I’ve just completed another SEITE weekend and the end of the course is now scarily in sight.
This weekend we were looking at issues with Canon Law and although that sounds bring it was actually a very interesting weekend and I learnt quite a lot of good practical stuff. I’ve arrived home pretty tired now though!
It was also an excellent weekend for catching up with friends – and for grabbing a great curry on Saturday afternoon.

Swindon YFC role

another good job worth looking at – this time with Swindon YFC:

SENIOR SCHOOLS WORKER
We are looking to appoint a Senior Schools Worker to join our innovative team of workers. Applicants will help de-velop our exciting and growing work in local secondary schools and colleges and support various initiatives to involve, encourage and reach out to the young people in our town.
The successful candidate will be somebody who has: A lively Christian faith and calling to youth ministry An ability to relate to and communicate the gospel effectively to young people The skills to plan & deliver assemblies, lessons, & lunch clubs and develop pre-exclusion work, mentoring, chaplaincy and
an extended schools programme Skills to lead, inspire and develop our volunteers and year out team
Pay will be in the range of £18.5-£20.2k according to experience. An application form & job description can be obtained from:
Swindon Youth for Christ, P.O. Box 2352, Swindon, Wiltshire, SN2 1WE
Tel: 01793 829795 Email: office@syfc.org.uk
Closing date: 25th April 2008

Do you have time?

Maggie has been blogging excellent about the Archbishops being in Cambridge. There has been a lot of good stuff so if you have not read it you should have a look. This post in particular shows how privileged we are in having our Archbishops.

a mad few days

It’s been a mad few days which has left little time for blogging, or reflecting on what is going on around me at the moment. It’s also been an important few days.

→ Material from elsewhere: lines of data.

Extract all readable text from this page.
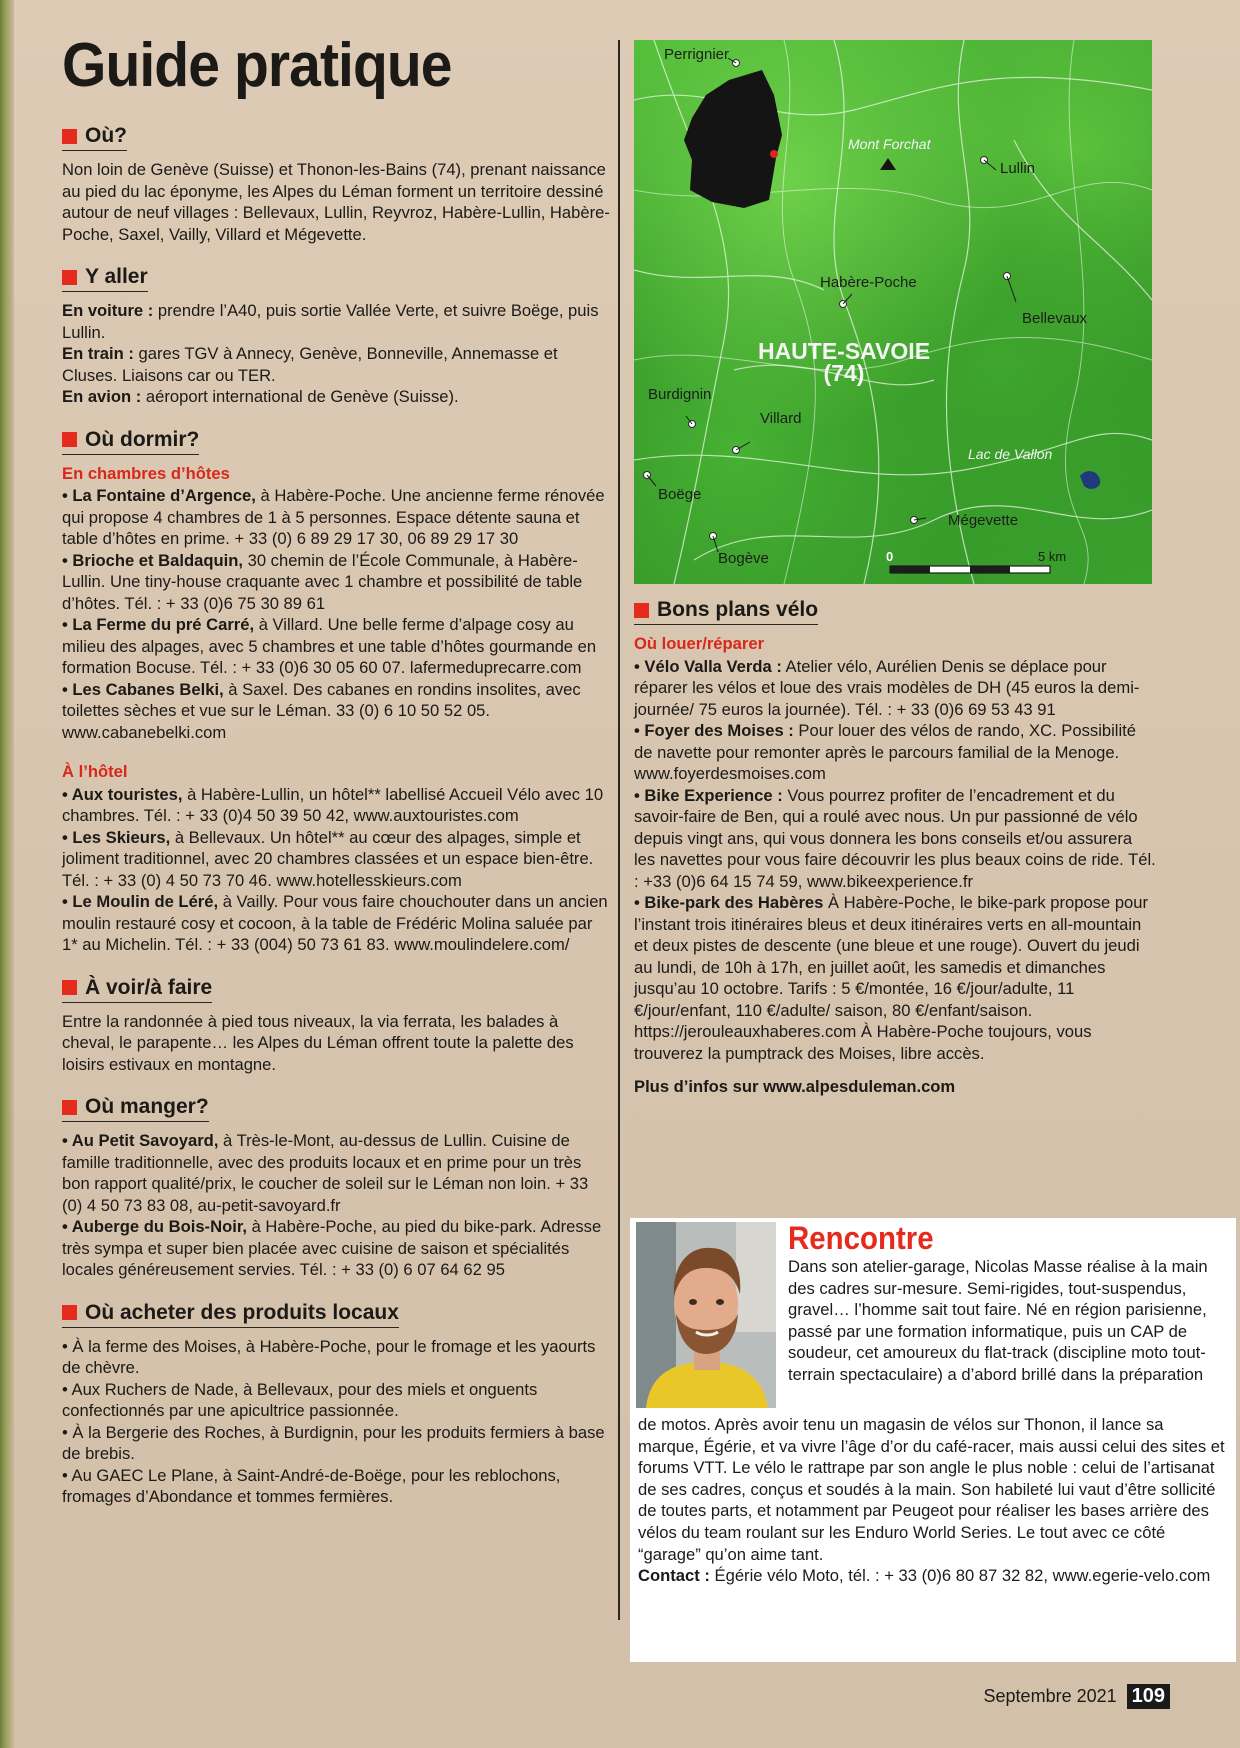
Guide pratique
Où?

Non loin de Genève (Suisse) et Thonon-les-Bains (74), prenant naissance au pied du lac éponyme, les Alpes du Léman forment un territoire dessiné autour de neuf villages : Bellevaux, Lullin, Reyvroz, Habère-Lullin, Habère-Poche, Saxel, Vailly, Villard et Mégevette.

Y aller

En voiture : prendre l’A40, puis sortie Vallée Verte, et suivre Boëge, puis Lullin.

En train : gares TGV à Annecy, Genève, Bonneville, Annemasse et Cluses. Liaisons car ou TER.

En avion : aéroport international de Genève (Suisse).

Où dormir?
En chambres d’hôtes

• La Fontaine d’Argence, à Habère-Poche. Une ancienne ferme rénovée qui propose 4 chambres de 1 à 5 personnes. Espace détente sauna et table d’hôtes en prime. + 33 (0) 6 89 29 17 30, 06 89 29 17 30

• Brioche et Baldaquin, 30 chemin de l’École Communale, à Habère-Lullin. Une tiny-house craquante avec 1 chambre et possibilité de table d’hôtes. Tél. : + 33 (0)6 75 30 89 61

• La Ferme du pré Carré, à Villard. Une belle ferme d’alpage cosy au milieu des alpages, avec 5 chambres et une table d’hôtes gourmande en formation Bocuse. Tél. : + 33 (0)6 30 05 60 07. lafermeduprecarre.com

• Les Cabanes Belki, à Saxel. Des cabanes en rondins insolites, avec toilettes sèches et vue sur le Léman. 33 (0) 6 10 50 52 05. www.cabanebelki.com

À l’hôtel

• Aux touristes, à Habère-Lullin, un hôtel** labellisé Accueil Vélo avec 10 chambres. Tél. : + 33 (0)4 50 39 50 42, www.auxtouristes.com

• Les Skieurs, à Bellevaux. Un hôtel** au cœur des alpages, simple et joliment traditionnel, avec 20 chambres classées et un espace bien-être. Tél. : + 33 (0) 4 50 73 70 46. www.hotellesskieurs.com

• Le Moulin de Léré, à Vailly. Pour vous faire chouchouter dans un ancien moulin restauré cosy et cocoon, à la table de Frédéric Molina saluée par 1* au Michelin. Tél. : + 33 (004) 50 73 61 83. www.moulindelere.com/

À voir/à faire

Entre la randonnée à pied tous niveaux, la via ferrata, les balades à cheval, le parapente… les Alpes du Léman offrent toute la palette des loisirs estivaux en montagne.

Où manger?

• Au Petit Savoyard, à Très-le-Mont, au-dessus de Lullin. Cuisine de famille traditionnelle, avec des produits locaux et en prime pour un très bon rapport qualité/prix, le coucher de soleil sur le Léman non loin. + 33 (0) 4 50 73 83 08, au-petit-savoyard.fr

• Auberge du Bois-Noir, à Habère-Poche, au pied du bike-park. Adresse très sympa et super bien placée avec cuisine de saison et spécialités locales généreusement servies. Tél. : + 33 (0) 6 07 64 62 95

Où acheter des produits locaux

• À la ferme des Moises, à Habère-Poche, pour le fromage et les yaourts de chèvre.

• Aux Ruchers de Nade, à Bellevaux, pour des miels et onguents confectionnés par une apicultrice passionnée.

• À la Bergerie des Roches, à Burdignin, pour les produits fermiers à base de brebis.

• Au GAEC Le Plane, à Saint-André-de-Boëge, pour les reblochons, fromages d’Abondance et tommes fermières.

Perrignier
Lullin
Habère-Poche
Bellevaux
Burdignin
Villard
Boëge
Mégevette
Bogève
Mont Forchat
Lac de Vallon
HAUTE-SAVOIE
(74)
0	5 km
Bons plans vélo
Où louer/réparer

• Vélo Valla Verda : Atelier vélo, Aurélien Denis se déplace pour réparer les vélos et loue des vrais modèles de DH (45 euros la demi-journée/ 75 euros la journée). Tél. : + 33 (0)6 69 53 43 91

• Foyer des Moises : Pour louer des vélos de rando, XC. Possibilité de navette pour remonter après le parcours familial de la Menoge. www.foyerdesmoises.com

• Bike Experience : Vous pourrez profiter de l’encadrement et du savoir-faire de Ben, qui a roulé avec nous. Un pur passionné de vélo depuis vingt ans, qui vous donnera les bons conseils et/ou assurera les navettes pour vous faire découvrir les plus beaux coins de ride. Tél. : +33 (0)6 64 15 74 59, www.bikeexperience.fr

• Bike-park des Habères À Habère-Poche, le bike-park propose pour l’instant trois itinéraires bleus et deux itinéraires verts en all-mountain et deux pistes de descente (une bleue et une rouge). Ouvert du jeudi au lundi, de 10h à 17h, en juillet août, les samedis et dimanches jusqu’au 10 octobre. Tarifs : 5 €/montée, 16 €/jour/adulte, 11 €/jour/enfant, 110 €/adulte/ saison, 80 €/enfant/saison. https://jerouleauxhaberes.com À Habère-Poche toujours, vous trouverez la pumptrack des Moises, libre accès.

Plus d’infos sur www.alpesduleman.com

Rencontre

Dans son atelier-garage, Nicolas Masse réalise à la main des cadres sur-mesure. Semi-rigides, tout-suspendus, gravel… l’homme sait tout faire. Né en région parisienne, passé par une formation informatique, puis un CAP de soudeur, cet amoureux du flat-track (discipline moto tout-terrain spectaculaire) a d’abord brillé dans la préparation

de motos. Après avoir tenu un magasin de vélos sur Thonon, il lance sa marque, Égérie, et va vivre l’âge d’or du café-racer, mais aussi celui des sites et forums VTT. Le vélo le rattrape par son angle le plus noble : celui de l’artisanat de ses cadres, conçus et soudés à la main. Son habileté lui vaut d’être sollicité de toutes parts, et notamment par Peugeot pour réaliser les bases arrière des vélos du team roulant sur les Enduro World Series. Le tout avec ce côté “garage” qu’on aime tant.

Contact : Égérie vélo Moto, tél. : + 33 (0)6 80 87 32 82, www.egerie-velo.com

Septembre 2021 109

On Tuesday I met with good friends. I met up with a friend for lunch, had a tutorial with another and then a couple of pints. As we sat and chatted I realised how disconnected I have felt recently being on placement and rushing from one task or meeting to another.

Last night I became chair of governors of a local school that, when I thought about it, realised I have been connected with since 1996 – it’s amazing how the time has flown! I’m looking forward to this new role and hoping I will be able to support and challenge well.

Today I met up with great people from the diocese 2 of who will be supervising me from September and 2 who are responsible fro my ongoing training. This was a good time as people were honest – I was told to get off my high horse which I need to hear sometimes! It was refreshing to hear as well! I’m excited about September (if a bit daunted still by the whole ordination thing) but I can see the diocese are really putting in masses of effort to gt this to work.

IN between those meetings and experiences I have manged to get loads of YFC admin tasks and phone calls done that have been hanging there and screaming for attention.

In all a mad few days but a good few days.